Aroldis Chapman retired the Indians in order, but of course things were much more exciting than that. After Asdrubal Cabrera led off the inning by striking out, Nick Swisher came to the plate. To the best of my knowledge there has been no previous incident between the two players, as before today's game Swisher had only faced Chapman one other time before, and did not get a hit in that at-bat. The first pitch from Chapman sailed over the catcher's head to the backstop. OK, fine..that pitch got away from him, wasn't that close to Swisher. The next pitch, however, was high, 100 mph, and right at Swisher's head. Swisher turned out the way just in time, and the ball again went to the backstop I give a lot of credit to Swisher for not charging the mound right then and there, because that pitch has no place in baseball whatsoever.
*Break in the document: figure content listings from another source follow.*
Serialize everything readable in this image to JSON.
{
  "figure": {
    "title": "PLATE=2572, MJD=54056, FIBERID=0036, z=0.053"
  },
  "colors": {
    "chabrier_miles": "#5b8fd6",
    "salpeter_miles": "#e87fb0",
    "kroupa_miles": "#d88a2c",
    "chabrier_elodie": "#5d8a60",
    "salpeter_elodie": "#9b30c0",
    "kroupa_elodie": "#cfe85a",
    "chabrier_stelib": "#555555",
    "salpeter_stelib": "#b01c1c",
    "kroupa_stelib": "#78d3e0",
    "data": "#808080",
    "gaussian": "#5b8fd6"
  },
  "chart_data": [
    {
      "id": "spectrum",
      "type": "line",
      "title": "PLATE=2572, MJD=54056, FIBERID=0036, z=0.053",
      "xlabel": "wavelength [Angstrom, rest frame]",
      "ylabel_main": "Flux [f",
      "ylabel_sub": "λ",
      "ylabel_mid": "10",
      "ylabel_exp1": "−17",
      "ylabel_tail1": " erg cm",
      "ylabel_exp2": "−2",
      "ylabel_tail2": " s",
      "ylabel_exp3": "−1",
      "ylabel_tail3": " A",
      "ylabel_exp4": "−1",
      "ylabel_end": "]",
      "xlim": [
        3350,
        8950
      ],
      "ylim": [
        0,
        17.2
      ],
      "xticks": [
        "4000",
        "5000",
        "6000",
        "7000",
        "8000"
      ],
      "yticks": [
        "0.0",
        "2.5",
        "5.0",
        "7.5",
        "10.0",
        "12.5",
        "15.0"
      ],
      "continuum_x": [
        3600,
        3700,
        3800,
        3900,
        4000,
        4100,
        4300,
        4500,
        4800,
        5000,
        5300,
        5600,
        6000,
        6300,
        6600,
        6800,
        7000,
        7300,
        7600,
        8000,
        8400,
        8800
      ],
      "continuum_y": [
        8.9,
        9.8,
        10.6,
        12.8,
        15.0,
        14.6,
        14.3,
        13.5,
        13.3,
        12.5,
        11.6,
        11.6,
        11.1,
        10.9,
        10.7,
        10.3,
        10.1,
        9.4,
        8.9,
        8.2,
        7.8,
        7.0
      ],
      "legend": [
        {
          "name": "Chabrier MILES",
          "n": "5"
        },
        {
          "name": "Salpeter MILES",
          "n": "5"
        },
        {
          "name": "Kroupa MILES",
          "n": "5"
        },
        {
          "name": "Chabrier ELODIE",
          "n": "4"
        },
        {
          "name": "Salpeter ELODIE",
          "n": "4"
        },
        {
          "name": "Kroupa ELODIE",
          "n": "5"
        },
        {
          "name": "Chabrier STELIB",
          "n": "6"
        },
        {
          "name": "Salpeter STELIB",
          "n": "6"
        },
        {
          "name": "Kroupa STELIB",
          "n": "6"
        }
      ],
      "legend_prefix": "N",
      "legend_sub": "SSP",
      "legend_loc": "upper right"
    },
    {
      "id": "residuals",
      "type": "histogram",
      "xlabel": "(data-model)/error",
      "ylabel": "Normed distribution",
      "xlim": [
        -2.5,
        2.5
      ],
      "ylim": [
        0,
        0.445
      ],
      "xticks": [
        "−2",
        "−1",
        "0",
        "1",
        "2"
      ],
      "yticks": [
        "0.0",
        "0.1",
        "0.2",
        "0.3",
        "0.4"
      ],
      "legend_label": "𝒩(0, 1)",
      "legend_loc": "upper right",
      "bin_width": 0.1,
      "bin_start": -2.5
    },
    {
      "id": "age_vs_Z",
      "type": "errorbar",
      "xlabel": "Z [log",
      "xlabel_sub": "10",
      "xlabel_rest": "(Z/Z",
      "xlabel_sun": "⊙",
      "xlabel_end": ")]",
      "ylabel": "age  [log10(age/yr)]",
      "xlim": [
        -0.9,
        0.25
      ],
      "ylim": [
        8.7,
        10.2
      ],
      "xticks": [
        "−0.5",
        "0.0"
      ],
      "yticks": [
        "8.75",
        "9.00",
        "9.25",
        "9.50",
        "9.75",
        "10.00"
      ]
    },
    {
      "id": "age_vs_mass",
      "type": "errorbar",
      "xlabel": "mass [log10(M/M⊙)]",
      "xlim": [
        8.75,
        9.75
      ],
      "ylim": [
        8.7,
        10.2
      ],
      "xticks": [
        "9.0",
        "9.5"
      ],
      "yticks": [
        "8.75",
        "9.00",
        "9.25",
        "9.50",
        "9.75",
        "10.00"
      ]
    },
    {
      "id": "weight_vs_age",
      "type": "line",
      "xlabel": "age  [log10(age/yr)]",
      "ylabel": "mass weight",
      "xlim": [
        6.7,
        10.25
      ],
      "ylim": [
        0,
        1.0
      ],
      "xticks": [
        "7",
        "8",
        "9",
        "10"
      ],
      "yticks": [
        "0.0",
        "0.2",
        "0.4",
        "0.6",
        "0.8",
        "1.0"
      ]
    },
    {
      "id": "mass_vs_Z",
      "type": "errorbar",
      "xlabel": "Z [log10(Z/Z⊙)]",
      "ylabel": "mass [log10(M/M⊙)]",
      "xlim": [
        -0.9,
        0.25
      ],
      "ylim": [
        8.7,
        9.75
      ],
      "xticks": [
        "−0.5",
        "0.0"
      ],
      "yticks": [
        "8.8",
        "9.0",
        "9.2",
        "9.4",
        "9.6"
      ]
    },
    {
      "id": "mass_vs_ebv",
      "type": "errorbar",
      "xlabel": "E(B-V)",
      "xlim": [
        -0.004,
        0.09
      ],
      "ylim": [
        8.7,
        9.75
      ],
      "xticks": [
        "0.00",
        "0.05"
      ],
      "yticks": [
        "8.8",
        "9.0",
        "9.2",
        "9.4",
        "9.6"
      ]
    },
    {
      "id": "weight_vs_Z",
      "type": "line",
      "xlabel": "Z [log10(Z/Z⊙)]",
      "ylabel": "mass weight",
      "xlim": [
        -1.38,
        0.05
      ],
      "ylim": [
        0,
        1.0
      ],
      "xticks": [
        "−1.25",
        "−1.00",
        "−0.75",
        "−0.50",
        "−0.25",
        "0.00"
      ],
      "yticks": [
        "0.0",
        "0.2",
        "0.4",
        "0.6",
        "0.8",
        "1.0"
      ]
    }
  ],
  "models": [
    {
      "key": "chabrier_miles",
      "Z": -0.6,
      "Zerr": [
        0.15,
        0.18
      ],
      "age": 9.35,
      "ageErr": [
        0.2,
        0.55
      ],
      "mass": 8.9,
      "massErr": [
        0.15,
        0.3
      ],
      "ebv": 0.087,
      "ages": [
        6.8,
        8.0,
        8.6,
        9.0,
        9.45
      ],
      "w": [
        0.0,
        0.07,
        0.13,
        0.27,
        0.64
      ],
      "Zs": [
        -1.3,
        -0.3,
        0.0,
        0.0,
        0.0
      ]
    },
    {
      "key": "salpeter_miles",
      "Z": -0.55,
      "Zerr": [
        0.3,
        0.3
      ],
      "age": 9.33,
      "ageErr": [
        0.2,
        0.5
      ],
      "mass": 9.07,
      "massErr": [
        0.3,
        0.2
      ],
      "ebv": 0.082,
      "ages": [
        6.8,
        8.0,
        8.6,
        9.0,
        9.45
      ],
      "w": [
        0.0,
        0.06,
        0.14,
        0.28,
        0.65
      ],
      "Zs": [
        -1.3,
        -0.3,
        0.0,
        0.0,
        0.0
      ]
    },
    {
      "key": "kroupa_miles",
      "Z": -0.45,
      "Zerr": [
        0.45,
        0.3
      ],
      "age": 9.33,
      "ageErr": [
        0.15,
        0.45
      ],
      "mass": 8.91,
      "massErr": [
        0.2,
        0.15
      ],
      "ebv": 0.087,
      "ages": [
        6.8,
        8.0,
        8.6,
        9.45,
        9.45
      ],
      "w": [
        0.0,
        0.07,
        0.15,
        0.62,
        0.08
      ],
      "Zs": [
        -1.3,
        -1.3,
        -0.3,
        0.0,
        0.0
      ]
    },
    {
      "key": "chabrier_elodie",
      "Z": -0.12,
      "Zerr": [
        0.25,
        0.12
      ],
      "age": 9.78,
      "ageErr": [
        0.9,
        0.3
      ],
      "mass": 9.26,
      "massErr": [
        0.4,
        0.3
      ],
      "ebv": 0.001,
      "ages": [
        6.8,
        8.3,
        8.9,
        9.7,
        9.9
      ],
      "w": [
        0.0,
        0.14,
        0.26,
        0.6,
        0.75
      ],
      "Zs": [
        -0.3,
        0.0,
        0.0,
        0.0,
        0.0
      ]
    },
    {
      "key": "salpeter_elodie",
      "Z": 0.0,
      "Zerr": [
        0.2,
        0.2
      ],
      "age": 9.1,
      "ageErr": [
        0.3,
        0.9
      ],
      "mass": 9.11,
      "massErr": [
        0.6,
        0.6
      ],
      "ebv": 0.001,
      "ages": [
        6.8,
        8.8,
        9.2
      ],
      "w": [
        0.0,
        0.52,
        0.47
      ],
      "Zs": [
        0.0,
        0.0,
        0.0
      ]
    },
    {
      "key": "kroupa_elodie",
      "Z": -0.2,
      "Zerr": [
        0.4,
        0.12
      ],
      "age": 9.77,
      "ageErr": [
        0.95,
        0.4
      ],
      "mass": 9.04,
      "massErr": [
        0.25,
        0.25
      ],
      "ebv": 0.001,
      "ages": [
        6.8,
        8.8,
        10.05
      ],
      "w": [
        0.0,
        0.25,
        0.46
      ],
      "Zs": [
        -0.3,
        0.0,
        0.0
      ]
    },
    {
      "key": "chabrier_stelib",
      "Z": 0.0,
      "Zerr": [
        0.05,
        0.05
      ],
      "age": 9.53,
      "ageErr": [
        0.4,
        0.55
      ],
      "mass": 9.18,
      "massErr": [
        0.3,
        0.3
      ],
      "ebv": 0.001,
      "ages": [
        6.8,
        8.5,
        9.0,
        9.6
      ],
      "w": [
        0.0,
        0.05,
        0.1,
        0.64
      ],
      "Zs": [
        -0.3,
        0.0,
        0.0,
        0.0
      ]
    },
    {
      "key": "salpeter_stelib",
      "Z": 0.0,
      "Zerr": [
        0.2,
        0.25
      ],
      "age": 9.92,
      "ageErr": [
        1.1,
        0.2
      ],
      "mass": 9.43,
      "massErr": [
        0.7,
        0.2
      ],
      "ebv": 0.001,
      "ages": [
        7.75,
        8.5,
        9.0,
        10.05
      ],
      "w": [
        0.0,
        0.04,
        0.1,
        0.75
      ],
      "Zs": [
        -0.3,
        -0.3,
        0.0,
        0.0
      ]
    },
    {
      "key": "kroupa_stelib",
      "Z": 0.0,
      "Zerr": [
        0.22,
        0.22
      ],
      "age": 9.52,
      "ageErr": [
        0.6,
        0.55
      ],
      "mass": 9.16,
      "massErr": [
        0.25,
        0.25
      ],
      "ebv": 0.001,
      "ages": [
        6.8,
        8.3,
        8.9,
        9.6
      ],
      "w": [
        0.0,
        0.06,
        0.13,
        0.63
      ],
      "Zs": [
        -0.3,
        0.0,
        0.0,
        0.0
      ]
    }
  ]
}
The at-bat did continue, with Swisher lining out to the warning track for the second out in the inning. However, I doubt that we've seen the end of it, based on these quotes:
Swish, on Chapman: "That 2nd one was a little too close to comfort. Lets be honest, 100 mph at somebody's head? Not exactly the best thing."— Jordan Bastian (@MLBastian) May 27, 2013
Giambi on Chapman: "He's a great kid. But we're going to have to protect our guys too. Especially Nick, who's a big leader on this ballclub"— Jordan Bastian (@MLBastian) May 27, 2013
The obvious point of reference Indians fans are going to go back to is the Carlos Carrasco pitch against the Yankees that sentenced him to AAA for most of the season. If the umpire was within his rights to toss Carrasco, he certainly had the ability to toss Chapman for that pitch. But he didn't and, didn't warn the benches either. So I think it's a given that something will be done during one of the next three games.